The post from the site (Thank You Freewolf) leads me to believe that the work we do is offered to these groups of scientists and they are able to use our work. At the same time these colaborations of scientists are also shaping the Rosetta project with their needs and suggestions/research results and the entire thing goes full circle. Always growing, always improving.

The project team(s) working on AIDS do that work and concentrate that alone. At the same time that the other projects are doing the same thing(s) with their areas of study.
I understand the goal of Rosetta is to become so accurate (and flexible) to accommodate many areas of scientific research.

So I guess the answer to your question about AIDS only would have to be Yes and No.
 
AIDs seems to be a futile research project. From what I understand of the disease, the really only way of beating it is to starve it. Trying to convince the world to stop doing drugs and having sex is just as futile though.
 
Actually, I've been reading up some (at Rosetta) and they have a very interesting strategy for combating AIDS.

AIDS tends to camoflauge itself, but there is a portion of the protien that is fixed. The immune system doesn't recognize this and doesn't make the correct anti-bodies, so the virus goes un-checked.

Rosetta (and it's collaborators) are intending to model a (harmless) protien that can be produced which mimics this fixed portion of the AIDS virus. When a person is injected with this synthesized protien, the body makes the proper anti-bodies to destroy it. Then If/when the real AIDS becomes present in the body, it will not have to recognize it and make anti-bodies because it already has the correct anti-bodies present, they will attack the virus and destroy it.

Kind of cool huh? (They have me convinced this is a real hope for a terrible affliction)

-Sid
 
Interesting information Sid ,& sounds hopeful 🙂

Originally posted by: Malak
AIDs seems to be a futile research project. From what I understand of the disease, the really only way of beating it is to starve it.
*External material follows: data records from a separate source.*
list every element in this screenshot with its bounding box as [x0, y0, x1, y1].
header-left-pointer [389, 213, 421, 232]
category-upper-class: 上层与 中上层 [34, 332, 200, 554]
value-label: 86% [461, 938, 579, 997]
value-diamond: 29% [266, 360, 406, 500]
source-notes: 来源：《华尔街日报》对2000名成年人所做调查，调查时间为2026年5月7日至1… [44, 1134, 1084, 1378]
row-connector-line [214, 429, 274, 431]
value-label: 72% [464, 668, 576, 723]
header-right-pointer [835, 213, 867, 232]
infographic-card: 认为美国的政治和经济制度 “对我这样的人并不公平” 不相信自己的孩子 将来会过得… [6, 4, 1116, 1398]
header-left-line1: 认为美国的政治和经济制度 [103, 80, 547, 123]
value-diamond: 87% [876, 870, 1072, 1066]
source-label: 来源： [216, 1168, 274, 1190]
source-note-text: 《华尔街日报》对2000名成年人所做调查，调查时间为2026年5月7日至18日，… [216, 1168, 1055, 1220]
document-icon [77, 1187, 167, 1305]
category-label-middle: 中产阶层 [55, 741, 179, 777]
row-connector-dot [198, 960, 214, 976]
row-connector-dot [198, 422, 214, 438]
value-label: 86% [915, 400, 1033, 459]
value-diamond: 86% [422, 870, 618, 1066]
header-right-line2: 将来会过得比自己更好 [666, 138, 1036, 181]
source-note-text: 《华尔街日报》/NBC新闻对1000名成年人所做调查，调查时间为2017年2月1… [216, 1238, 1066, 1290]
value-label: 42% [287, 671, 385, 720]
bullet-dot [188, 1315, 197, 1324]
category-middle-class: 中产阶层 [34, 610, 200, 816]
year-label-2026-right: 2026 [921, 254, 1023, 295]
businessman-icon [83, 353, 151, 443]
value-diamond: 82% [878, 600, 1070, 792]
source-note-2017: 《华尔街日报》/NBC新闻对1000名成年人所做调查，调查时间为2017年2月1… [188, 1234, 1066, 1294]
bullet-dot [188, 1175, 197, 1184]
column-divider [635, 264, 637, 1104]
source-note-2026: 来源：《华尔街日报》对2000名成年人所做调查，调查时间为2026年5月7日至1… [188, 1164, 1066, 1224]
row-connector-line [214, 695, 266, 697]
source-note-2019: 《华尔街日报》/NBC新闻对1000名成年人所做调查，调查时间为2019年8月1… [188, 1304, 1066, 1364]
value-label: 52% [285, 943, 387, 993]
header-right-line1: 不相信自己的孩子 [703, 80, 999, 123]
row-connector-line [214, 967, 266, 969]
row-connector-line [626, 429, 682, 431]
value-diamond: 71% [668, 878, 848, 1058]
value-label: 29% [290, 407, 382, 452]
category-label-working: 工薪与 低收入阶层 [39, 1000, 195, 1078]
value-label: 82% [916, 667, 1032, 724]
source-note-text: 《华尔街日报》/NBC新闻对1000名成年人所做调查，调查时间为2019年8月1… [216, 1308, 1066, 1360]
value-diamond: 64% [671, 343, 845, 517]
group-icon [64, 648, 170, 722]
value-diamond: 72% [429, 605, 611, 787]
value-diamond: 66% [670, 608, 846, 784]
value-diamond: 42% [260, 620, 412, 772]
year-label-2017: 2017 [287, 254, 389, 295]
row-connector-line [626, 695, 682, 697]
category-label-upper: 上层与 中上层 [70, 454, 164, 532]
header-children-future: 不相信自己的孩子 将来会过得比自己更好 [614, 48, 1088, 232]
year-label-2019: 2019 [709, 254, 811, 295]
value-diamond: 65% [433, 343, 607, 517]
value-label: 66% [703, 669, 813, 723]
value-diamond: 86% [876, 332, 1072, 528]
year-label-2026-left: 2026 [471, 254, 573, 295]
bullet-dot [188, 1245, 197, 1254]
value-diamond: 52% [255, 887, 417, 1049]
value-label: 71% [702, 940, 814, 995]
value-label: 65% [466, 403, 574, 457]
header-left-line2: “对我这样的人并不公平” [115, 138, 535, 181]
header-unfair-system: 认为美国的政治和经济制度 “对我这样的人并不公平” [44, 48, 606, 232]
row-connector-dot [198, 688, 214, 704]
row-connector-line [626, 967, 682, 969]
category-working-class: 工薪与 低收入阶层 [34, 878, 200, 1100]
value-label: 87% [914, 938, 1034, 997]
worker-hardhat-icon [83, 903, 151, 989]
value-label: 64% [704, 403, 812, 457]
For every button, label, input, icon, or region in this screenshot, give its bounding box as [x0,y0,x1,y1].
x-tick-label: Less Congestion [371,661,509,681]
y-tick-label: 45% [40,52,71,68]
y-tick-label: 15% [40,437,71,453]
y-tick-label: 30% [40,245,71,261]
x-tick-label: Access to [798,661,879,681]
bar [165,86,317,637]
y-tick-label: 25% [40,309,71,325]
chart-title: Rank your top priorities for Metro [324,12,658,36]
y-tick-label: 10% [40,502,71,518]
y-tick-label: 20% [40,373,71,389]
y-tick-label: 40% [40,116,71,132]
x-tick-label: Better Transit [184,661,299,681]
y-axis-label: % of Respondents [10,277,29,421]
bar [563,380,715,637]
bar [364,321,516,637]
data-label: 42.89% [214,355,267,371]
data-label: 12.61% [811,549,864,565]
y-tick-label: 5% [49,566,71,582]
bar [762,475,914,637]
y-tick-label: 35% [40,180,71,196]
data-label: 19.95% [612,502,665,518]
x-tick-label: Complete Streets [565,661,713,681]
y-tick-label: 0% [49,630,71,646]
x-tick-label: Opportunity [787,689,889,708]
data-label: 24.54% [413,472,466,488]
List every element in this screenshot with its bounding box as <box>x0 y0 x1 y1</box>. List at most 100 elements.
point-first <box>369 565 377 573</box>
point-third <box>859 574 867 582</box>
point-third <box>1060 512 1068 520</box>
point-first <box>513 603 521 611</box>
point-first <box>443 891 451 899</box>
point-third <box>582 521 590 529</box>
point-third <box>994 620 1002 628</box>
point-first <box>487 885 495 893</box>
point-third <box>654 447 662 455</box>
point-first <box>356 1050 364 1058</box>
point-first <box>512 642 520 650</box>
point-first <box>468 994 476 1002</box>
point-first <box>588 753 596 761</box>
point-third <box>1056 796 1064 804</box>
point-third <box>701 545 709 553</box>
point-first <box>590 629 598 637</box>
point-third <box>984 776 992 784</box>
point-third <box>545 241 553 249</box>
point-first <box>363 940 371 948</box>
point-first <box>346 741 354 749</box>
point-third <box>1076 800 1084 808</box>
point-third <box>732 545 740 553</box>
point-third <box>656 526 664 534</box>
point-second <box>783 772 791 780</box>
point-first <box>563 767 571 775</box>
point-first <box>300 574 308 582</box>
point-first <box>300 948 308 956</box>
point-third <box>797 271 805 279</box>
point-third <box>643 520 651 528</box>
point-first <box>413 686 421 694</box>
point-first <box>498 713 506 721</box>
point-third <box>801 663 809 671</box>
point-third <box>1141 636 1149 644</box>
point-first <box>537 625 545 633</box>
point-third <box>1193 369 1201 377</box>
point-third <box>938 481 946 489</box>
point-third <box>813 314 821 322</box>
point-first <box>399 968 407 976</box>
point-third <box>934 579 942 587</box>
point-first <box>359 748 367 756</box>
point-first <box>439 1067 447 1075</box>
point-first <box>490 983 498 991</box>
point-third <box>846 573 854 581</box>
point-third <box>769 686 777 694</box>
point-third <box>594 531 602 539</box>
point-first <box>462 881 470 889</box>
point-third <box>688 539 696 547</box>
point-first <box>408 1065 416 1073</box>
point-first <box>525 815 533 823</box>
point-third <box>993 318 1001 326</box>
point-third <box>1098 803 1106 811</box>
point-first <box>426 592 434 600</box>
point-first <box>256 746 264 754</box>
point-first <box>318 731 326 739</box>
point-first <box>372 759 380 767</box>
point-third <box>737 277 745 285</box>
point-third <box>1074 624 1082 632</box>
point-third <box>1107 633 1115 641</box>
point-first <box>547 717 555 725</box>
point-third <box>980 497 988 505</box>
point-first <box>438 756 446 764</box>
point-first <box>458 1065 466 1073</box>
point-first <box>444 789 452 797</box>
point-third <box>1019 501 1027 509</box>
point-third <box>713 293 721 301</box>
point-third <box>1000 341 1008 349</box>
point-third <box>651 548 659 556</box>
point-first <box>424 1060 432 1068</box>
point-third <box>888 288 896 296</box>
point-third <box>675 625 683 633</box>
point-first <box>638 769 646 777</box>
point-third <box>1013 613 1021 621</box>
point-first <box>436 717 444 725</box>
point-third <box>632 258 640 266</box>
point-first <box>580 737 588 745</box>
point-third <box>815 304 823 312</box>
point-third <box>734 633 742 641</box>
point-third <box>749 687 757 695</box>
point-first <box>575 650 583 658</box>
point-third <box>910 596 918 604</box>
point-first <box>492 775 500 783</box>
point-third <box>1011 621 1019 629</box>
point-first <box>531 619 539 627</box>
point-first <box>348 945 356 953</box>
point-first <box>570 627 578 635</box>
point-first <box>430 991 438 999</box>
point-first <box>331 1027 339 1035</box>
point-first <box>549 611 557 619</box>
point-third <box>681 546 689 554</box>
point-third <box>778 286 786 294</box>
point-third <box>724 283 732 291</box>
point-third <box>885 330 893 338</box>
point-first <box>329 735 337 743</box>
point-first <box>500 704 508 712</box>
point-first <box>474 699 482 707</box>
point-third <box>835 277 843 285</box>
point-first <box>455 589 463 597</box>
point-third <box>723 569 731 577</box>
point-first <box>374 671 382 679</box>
Trying to convince the world to stop doing drugs and having sex is just as futile though.

....or using condoms.
And no there is some promising research on aids
 
Originally posted by: FrankyJunior
I'm currently running Predictor and am doing well. I want to run the Aids project whenever they get around to making a Windows BOICN client but that won't happen until next year sometime.

99% of users are running the BOINC Rosetta Windows client. 🙂
 
Originally posted by: BadThad
Originally posted by: FrankyJunior
I'm currently running Predictor and am doing well. I want to run the Aids project whenever they get around to making a Windows BOICN client but that won't happen until next year sometime.

99% of users are running the BOINC Rosetta Windows client. 🙂

Yes but there's not a BOINC Aids project. That's still being worked on. There's a Linux version and their own client program but not a Boinc setup solely for the Aids project.